O livro apresenta uma discussão sobre como diversas áreas abordam o antropoceno. Para os estratigrafistas, os estratos geológicos analisados atestam que os sinais deixados pelas atividades humanas são globais, claros e fortes o suficiente para justificar a demarcação de uma "época humana". Para os cientistas que estudam o aquecimento global, a questão é quando se pode precisar a entrada do Sistema Terrestre em uma época de mudança antropogênica.
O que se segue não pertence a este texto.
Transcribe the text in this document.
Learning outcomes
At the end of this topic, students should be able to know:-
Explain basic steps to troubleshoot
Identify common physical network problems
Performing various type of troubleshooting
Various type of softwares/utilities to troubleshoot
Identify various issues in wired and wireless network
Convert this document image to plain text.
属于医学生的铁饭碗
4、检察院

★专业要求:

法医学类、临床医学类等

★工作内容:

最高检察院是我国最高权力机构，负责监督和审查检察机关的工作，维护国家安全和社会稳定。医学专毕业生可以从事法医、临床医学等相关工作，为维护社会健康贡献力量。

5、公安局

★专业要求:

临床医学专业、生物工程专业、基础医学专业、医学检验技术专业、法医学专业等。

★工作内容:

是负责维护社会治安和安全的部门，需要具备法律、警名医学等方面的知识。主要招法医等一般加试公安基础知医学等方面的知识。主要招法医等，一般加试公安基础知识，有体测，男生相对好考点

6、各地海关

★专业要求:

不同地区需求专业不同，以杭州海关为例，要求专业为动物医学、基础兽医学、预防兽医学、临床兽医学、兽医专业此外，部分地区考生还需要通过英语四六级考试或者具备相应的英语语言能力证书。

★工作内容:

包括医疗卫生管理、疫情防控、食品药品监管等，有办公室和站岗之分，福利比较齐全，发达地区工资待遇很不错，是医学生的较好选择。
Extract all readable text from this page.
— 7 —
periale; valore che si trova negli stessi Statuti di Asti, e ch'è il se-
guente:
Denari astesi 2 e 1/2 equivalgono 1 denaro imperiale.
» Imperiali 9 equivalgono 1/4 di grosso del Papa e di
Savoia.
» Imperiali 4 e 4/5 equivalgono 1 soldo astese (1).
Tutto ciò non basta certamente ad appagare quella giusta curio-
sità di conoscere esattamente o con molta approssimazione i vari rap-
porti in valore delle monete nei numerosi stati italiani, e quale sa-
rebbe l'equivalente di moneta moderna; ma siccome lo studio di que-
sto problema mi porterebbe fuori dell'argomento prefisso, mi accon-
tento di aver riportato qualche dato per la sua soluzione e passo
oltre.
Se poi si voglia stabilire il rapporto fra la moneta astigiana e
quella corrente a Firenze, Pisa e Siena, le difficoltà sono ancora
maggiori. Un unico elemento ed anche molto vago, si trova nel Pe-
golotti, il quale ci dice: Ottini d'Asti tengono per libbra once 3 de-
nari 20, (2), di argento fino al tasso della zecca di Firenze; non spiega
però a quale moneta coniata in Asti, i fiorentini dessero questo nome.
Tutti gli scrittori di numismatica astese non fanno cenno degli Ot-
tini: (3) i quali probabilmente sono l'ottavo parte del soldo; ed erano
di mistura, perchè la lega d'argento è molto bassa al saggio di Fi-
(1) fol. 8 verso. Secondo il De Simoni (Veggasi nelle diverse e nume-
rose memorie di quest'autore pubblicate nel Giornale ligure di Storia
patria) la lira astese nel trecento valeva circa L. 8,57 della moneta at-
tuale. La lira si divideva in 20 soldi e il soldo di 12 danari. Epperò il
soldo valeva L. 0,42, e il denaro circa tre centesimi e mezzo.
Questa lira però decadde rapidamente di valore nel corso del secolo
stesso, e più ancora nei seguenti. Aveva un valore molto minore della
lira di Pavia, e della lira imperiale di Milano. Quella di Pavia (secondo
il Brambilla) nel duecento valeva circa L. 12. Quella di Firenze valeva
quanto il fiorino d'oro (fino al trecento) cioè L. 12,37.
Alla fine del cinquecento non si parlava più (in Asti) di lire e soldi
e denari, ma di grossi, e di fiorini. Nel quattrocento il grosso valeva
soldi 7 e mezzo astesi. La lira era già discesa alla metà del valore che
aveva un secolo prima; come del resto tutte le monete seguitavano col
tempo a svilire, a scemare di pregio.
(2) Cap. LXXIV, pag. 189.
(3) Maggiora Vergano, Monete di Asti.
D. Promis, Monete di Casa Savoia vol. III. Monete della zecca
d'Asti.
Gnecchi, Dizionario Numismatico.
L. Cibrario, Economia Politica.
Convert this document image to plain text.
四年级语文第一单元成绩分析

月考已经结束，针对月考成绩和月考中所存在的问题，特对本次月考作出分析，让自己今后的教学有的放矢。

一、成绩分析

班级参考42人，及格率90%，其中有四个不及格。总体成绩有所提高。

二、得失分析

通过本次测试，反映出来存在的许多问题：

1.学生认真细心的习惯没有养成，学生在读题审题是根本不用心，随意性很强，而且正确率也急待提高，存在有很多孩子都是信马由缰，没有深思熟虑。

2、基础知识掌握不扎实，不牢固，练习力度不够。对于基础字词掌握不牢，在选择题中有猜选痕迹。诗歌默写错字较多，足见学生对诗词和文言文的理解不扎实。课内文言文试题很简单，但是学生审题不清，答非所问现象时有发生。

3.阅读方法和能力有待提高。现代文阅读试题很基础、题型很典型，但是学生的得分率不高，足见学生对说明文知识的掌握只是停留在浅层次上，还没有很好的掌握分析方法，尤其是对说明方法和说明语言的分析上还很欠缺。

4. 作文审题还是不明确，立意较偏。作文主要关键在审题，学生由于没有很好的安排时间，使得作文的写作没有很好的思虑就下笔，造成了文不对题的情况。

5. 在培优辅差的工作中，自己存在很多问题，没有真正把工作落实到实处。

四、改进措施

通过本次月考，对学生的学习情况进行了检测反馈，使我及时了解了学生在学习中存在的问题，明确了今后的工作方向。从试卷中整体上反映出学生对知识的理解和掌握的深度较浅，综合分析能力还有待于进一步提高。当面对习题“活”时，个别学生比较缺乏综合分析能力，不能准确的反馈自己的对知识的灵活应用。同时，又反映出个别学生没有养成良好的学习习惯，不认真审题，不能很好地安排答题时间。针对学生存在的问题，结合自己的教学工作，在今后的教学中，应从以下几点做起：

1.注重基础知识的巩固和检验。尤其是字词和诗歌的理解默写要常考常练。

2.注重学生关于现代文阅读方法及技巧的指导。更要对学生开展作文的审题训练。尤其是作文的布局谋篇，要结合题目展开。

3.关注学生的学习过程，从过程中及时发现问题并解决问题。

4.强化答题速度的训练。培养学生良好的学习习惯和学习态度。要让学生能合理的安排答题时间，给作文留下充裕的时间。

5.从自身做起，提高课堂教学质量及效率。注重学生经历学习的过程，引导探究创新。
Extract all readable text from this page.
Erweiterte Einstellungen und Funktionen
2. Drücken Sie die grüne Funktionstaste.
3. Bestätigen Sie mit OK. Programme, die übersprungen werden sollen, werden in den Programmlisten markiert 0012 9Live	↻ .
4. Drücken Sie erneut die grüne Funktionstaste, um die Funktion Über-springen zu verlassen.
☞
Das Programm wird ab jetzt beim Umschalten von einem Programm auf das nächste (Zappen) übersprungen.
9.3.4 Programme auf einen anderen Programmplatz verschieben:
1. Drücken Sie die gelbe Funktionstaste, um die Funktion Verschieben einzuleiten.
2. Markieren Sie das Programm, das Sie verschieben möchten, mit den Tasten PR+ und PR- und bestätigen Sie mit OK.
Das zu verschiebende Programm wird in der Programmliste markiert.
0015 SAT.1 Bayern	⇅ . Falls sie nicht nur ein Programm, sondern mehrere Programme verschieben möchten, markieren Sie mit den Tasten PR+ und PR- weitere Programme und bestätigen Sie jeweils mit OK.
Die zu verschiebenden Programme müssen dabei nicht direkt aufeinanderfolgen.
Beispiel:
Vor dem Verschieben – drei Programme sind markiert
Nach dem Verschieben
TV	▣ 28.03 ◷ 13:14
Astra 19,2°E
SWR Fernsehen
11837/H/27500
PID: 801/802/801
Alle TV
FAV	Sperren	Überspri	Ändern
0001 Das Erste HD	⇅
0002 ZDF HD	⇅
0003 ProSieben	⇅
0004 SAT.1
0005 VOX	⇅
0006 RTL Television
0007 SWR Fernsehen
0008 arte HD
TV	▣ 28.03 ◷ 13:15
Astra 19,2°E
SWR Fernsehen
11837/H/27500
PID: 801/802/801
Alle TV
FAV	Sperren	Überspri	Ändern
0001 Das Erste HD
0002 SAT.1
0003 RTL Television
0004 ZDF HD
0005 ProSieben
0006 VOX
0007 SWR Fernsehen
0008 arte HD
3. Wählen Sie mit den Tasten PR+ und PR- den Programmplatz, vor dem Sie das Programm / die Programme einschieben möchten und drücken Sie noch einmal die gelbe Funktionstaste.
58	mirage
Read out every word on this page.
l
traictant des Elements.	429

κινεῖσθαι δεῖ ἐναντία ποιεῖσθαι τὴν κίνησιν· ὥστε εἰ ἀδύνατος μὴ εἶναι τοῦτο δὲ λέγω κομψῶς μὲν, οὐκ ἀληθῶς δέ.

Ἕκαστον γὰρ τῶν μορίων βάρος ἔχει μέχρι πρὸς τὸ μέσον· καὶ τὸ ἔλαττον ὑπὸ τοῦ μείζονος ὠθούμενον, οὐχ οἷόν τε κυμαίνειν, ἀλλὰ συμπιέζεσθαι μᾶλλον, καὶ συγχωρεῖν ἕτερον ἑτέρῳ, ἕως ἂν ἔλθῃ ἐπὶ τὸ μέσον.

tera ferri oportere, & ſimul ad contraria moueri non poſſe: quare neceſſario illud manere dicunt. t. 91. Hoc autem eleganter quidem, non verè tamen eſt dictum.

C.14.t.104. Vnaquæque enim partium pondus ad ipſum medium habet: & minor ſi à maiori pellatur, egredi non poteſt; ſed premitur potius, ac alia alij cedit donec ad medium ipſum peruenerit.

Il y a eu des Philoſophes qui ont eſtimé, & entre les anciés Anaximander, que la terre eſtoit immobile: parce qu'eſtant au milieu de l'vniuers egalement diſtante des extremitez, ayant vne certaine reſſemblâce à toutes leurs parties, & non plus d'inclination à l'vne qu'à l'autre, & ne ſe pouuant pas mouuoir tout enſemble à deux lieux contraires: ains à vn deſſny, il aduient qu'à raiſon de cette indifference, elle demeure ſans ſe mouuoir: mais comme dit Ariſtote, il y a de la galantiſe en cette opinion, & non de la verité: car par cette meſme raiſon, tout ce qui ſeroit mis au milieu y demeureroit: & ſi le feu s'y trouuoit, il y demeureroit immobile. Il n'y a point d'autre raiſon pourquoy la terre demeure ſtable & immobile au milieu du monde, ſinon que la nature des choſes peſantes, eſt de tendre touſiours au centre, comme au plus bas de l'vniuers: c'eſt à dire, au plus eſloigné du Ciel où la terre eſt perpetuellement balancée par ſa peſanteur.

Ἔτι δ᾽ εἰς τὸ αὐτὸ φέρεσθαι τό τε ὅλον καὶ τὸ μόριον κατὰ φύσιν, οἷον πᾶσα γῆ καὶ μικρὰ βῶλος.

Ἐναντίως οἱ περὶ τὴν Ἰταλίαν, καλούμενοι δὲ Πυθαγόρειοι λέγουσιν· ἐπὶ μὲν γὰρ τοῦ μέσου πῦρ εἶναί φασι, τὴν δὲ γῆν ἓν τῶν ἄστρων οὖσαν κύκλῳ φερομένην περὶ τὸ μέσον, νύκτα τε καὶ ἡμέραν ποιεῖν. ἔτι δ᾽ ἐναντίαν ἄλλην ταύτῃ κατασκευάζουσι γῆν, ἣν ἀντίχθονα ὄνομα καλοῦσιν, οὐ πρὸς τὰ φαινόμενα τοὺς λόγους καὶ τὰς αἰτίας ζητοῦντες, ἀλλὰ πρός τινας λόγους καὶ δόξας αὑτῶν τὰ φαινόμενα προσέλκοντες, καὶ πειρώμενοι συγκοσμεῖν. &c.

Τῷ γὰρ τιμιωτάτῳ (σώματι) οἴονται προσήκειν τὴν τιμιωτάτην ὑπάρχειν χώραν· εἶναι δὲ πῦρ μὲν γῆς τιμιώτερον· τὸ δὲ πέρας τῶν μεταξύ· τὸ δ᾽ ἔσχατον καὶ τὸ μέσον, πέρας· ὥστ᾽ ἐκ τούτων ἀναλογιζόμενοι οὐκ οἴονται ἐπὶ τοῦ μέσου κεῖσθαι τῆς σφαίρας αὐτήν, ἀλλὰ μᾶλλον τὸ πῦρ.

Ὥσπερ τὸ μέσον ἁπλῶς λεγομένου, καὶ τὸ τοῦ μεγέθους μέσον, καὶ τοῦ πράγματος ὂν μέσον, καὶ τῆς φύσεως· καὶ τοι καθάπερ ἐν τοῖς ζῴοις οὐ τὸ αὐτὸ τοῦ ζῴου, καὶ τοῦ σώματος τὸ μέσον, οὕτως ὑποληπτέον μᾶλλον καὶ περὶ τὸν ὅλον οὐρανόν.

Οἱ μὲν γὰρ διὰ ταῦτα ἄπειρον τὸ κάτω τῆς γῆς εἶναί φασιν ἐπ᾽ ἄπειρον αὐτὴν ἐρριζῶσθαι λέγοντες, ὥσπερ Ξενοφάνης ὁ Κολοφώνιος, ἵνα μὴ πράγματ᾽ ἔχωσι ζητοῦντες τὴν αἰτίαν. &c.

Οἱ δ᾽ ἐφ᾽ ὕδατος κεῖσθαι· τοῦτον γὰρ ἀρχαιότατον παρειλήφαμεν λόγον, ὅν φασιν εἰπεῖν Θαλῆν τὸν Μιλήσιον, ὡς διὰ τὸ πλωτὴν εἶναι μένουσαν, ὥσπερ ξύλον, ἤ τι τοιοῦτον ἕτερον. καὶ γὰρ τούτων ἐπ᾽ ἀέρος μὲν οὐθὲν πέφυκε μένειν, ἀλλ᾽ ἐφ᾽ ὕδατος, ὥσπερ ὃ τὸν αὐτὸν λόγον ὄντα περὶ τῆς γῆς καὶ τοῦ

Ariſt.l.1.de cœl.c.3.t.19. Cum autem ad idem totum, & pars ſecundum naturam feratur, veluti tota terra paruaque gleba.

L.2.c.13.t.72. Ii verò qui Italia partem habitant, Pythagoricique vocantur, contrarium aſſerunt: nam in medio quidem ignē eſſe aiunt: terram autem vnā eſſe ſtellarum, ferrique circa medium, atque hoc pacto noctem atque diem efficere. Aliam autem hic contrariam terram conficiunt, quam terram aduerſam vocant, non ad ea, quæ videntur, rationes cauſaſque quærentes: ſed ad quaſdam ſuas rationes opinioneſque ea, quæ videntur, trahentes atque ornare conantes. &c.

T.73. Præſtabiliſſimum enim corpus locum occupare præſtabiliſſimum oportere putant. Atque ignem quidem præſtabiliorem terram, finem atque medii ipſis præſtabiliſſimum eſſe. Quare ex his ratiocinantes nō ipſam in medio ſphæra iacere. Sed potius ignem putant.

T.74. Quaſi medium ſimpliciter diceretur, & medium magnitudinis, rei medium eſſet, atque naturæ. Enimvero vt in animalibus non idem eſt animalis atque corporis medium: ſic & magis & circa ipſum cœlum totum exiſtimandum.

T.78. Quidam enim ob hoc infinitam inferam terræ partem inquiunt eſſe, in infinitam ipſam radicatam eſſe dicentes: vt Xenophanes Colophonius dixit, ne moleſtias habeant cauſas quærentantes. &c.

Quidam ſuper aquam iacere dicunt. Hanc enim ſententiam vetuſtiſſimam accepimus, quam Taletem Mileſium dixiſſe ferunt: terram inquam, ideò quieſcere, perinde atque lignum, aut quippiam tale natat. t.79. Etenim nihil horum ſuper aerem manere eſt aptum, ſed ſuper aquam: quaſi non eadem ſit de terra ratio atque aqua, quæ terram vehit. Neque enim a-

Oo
Historiadores e cientistas sociais questionam a escolha do termo "antropoceno", pois coloca a responsabilidade pelo que acontece no planeta sobre a espécie humana em geral e não sobre o sistema econômico, social e político, ou seja, sobre o capitalismo, ou o modo de vida ocidental. Mas, de fato, o conceito de antropoceno e seu significado ainda é desconhecido para muitos pesquisadores de diversas áreas do conhecimento.
IHU On-Line - Que discussões têm sido geradas por conta do uso desse termo?
Liz-Rejane Issberner - Até recentemente alguns cientistas contestavam dados e argumentos relacionando as mudanças climáticas à atividade humana, o que atualmente já não é tão usual ao menos na esfera científica. No campo das ciências sociais, uma das discussões é sobre a necessidade de se diferenciar a responsabilidade da espécie humana sobre as mudanças, adotando uma perspectiva histórica e destacando o processo de construção social do antropoceno. Jason Moore propõe o termo capitaloceno, alegando que a mudança se deu a partir da transformação da relação homem-natureza no final do século XV, que promoveu a acumulação de capital e novas relações sociais, propiciando o surgimento do capitalismo. Bonneuil também critica o nome atribuído, propondo o termo “ocidentaloceno”, que melhor retrata o período histórico que provocou as mudanças. Talvez a disputa sobre a forma de denominar o período atual não seja tão relevante; seria preferível adotar e fortalecer o termo antropoceno, admitindo as várias formas de caracterizá-lo.
IHU On-Line - Que tipo de desenvolvimento econômico e social as políticas públicas brasileiras têm favorecido? Por quais razões o desenvolvimento brasileiro é considerado predatório?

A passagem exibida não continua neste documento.